Scientific classification
- Kingdom: Animalia
- Phylum: Chordata
- Class: Mammalia
- Order: Eulipotyphla
- Family: Soricidae
- Genus: Notiosorex
- Species: N. cockrumi
- Binomial name: Notiosorex cockrumi Baker, O'Neill & McAliley, 2003

= Notiosorex cockrumi =

- Genus: Notiosorex
- Species: cockrumi
- Authority: Baker, O'Neill & McAliley, 2003
- Conservation status: LC

Species of mammal

Notiosorex cockrumi, also called Cockrum's gray shrew or Cockrum's desert shrew, is a tiny species of shrew that was named in 2003. This red-toothed shrew, which is as light as a penny, is the first new mammal species to be discovered in the U.S. state of Arizona since 1977. Its range extends from Arizona to the central portion of the Mexican state of Sonora.

== Distribution and habitat ==
The shrew is found in desert habitats from southeastern and south-central Arizona to central Sonora.
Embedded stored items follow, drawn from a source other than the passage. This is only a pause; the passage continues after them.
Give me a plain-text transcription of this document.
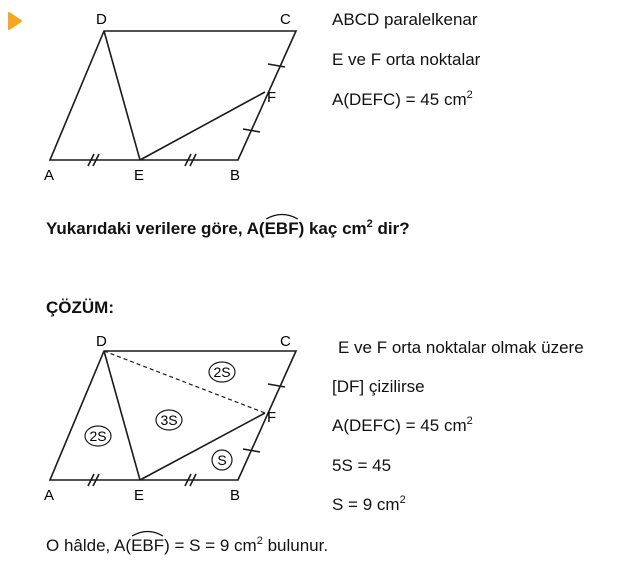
D	C
F
A	E	B
ABCD paralelkenar
E ve F orta noktalar
A(DEFC) = 45 $cm^2$
Yukarıdaki verilere göre, A(
EBF) kaç $cm^2$ dir?
ÇÖZÜM:
2S
3S
2S
S
D	C
F
A	E	B
E ve F orta noktalar olmak üzere
[DF] çizilirse
A(DEFC) = 45 $cm^2$
5S = 45
S = 9 $cm^2$
O hâlde, A(
EBF) = S = 9 $cm^2$ bulunur.
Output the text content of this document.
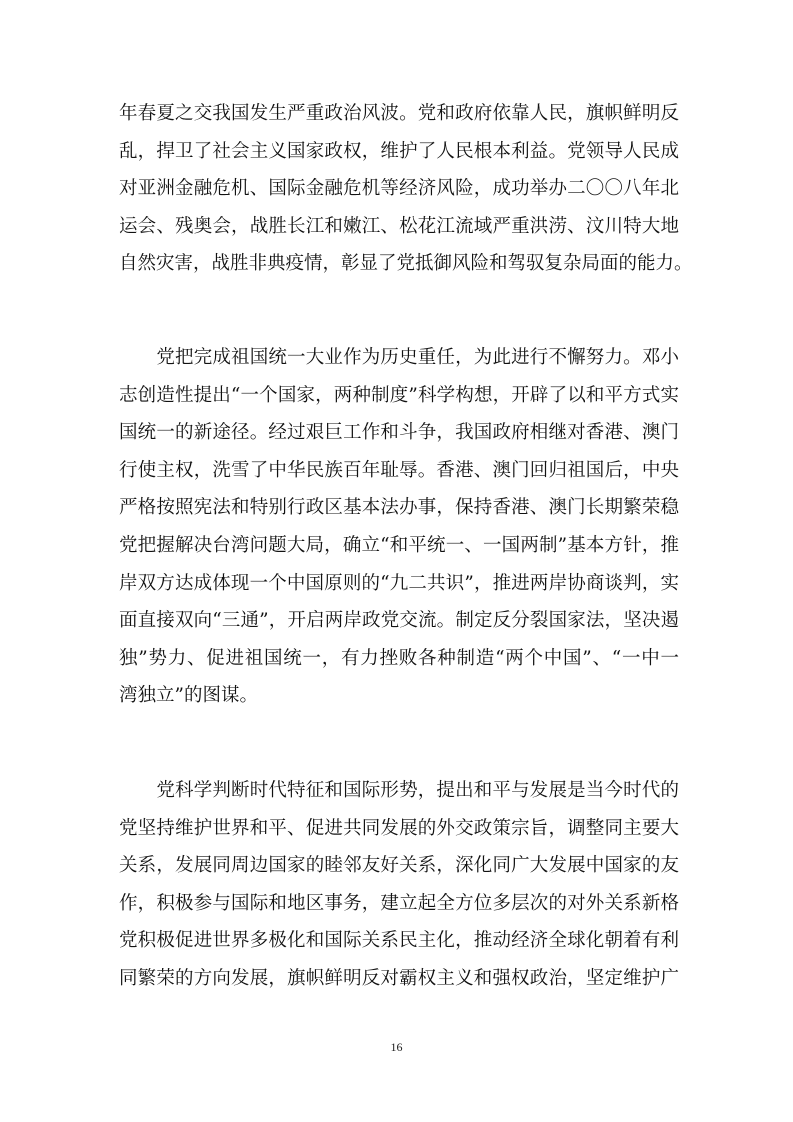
年春夏之交我国发生严重政治风波。党和政府依靠人民，旗帜鲜明反
乱，捍卫了社会主义国家政权，维护了人民根本利益。党领导人民成
对亚洲金融危机、国际金融危机等经济风险，成功举办二〇〇八年北
运会、残奥会，战胜长江和嫩江、松花江流域严重洪涝、汶川特大地
自然灾害，战胜非典疫情，彰显了党抵御风险和驾驭复杂局面的能力。
　　党把完成祖国统一大业作为历史重任，为此进行不懈努力。邓小
志创造性提出“一个国家，两种制度”科学构想，开辟了以和平方式实
国统一的新途径。经过艰巨工作和斗争，我国政府相继对香港、澳门
行使主权，洗雪了中华民族百年耻辱。香港、澳门回归祖国后，中央
严格按照宪法和特别行政区基本法办事，保持香港、澳门长期繁荣稳
党把握解决台湾问题大局，确立“和平统一、一国两制”基本方针，推
岸双方达成体现一个中国原则的“九二共识”，推进两岸协商谈判，实
面直接双向“三通”，开启两岸政党交流。制定反分裂国家法，坚决遏
独”势力、促进祖国统一，有力挫败各种制造“两个中国”、“一中一
湾独立”的图谋。
　　党科学判断时代特征和国际形势，提出和平与发展是当今时代的
党坚持维护世界和平、促进共同发展的外交政策宗旨，调整同主要大
关系，发展同周边国家的睦邻友好关系，深化同广大发展中国家的友
作，积极参与国际和地区事务，建立起全方位多层次的对外关系新格
党积极促进世界多极化和国际关系民主化，推动经济全球化朝着有利
同繁荣的方向发展，旗帜鲜明反对霸权主义和强权政治，坚定维护广
16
It typically inhabits desert shrub, and plant communities dominated by mesquite, agave, cholla, and oakbrush. It burrows in the soil or in fallen logs and debris.

== Characteristics ==
The shrew is very small and is insectivorous. It has a brown-gray color with a reddish-pink nose, tail and feet. Its nose has large whiskers and it also possesses large ears.